The majority of studios who have gotten into the toy game have approached these properties through a very limited window and ask “what are these toys?” instead of “what can these toys be?” Those two questions of approach are the difference between Michael Bay’s Transformers (2007) and Travis Knight’s Bumblebee (2018). Bay’s films work under the principle that these toys transform, they have various weapons, and they’re divided between good and evil. That approach has certainly yielded some exciting set pieces but lackluster stories that got caught up an increasingly muddled mythology that tried to over-explain answers to questions that never needed asking. Whereas with Bumblebee, screenwriter Christina Hodson approached the material by considering the link between childhood toys and adult toys – cars, and finding the connection between them through a coming of age story. Bumblebee doesn’t simply rely on what a Transformer is at its most basic concept, but asks what it can be when handled with the emotional complexity that children invest in their toys and their stories.
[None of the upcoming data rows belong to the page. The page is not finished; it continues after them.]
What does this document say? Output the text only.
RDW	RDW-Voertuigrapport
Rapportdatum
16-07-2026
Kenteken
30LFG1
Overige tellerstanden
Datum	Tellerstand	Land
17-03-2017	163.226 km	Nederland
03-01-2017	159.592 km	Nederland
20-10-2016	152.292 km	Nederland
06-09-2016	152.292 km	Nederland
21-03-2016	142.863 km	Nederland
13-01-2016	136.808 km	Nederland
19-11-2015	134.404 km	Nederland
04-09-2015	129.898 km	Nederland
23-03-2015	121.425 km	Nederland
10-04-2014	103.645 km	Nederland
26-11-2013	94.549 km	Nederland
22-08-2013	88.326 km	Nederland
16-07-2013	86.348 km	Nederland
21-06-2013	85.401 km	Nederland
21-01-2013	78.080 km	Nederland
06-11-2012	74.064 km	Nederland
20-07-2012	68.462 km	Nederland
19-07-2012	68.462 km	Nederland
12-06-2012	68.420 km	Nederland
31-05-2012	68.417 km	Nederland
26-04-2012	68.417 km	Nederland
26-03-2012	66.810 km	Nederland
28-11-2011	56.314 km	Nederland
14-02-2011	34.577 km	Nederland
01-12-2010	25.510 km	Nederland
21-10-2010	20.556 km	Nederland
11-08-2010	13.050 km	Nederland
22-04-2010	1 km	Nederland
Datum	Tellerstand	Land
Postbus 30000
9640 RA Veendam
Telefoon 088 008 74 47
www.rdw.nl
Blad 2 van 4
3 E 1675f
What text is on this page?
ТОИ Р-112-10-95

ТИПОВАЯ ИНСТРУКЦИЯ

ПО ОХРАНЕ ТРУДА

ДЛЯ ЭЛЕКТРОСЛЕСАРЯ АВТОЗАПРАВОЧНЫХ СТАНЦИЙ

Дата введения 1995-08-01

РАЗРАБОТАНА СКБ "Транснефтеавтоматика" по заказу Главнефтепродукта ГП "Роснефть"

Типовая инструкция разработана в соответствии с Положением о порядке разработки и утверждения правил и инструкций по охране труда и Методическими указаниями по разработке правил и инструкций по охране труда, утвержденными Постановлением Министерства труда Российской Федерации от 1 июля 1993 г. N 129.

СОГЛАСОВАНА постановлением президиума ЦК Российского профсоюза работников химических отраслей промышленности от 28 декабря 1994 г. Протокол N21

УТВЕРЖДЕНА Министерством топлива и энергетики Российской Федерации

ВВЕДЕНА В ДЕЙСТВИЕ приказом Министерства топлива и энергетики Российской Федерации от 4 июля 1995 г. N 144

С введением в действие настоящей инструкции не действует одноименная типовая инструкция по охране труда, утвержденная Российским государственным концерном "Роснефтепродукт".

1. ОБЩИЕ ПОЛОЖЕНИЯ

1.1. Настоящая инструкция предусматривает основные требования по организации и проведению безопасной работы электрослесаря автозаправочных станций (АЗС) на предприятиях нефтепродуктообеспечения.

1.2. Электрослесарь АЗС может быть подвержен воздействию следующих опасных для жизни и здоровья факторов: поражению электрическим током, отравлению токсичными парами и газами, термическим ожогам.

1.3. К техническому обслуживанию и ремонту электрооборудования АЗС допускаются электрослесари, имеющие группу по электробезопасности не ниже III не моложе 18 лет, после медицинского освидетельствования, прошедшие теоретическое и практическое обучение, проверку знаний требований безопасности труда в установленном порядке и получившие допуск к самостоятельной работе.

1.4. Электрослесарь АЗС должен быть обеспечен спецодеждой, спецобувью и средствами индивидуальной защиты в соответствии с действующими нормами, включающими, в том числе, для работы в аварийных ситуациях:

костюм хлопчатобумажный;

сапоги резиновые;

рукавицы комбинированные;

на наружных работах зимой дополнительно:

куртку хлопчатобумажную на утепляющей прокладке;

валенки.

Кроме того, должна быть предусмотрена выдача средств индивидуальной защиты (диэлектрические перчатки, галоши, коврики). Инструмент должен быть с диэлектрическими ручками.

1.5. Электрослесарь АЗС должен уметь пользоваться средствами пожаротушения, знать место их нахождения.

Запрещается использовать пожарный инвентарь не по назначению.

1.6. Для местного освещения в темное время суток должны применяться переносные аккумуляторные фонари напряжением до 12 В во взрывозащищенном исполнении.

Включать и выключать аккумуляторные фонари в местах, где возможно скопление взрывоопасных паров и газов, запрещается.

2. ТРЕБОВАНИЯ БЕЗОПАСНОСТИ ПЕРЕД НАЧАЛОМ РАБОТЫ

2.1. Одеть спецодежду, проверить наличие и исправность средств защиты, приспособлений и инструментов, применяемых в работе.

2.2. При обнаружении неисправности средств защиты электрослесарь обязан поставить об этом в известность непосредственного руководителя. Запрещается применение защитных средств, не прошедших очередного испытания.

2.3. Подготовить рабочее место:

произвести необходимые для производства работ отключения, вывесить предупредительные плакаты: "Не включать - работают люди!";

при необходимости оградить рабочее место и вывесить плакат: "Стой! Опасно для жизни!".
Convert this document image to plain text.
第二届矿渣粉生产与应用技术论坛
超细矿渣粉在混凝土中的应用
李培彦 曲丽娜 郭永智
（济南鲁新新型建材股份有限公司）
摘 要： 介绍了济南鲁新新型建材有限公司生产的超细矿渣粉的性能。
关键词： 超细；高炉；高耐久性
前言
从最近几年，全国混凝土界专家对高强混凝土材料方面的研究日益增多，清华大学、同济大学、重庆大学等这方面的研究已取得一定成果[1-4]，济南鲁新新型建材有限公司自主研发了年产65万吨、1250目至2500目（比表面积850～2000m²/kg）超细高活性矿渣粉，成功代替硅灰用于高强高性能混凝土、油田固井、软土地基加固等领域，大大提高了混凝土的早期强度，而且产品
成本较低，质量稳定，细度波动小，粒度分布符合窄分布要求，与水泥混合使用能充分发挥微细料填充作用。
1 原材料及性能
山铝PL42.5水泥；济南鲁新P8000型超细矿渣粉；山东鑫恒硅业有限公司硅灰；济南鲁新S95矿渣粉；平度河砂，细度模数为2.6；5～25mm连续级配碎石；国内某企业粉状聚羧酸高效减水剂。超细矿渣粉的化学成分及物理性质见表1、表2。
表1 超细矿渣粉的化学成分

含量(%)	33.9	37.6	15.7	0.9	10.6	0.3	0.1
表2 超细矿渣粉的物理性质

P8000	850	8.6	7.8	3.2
The LEGO Movie and Bumblebee should serve as the cinematic blueprints going forward, for those toys that encourage unlimited possibilities and those with set backstories that can still be treated as something more than hunks of plastic. There’s a shortage of good movies based on toys because many lack the screenwriters and directors who can tap into their childhood. The key to these films’ success lies with talent that has faith in these properties and celebrate the emotional complexity that toys can be imbued with. The best minds to bring beloved toys to the screen are those who know that taking them out of the package and handling with care aren’t mutually exclusive principles.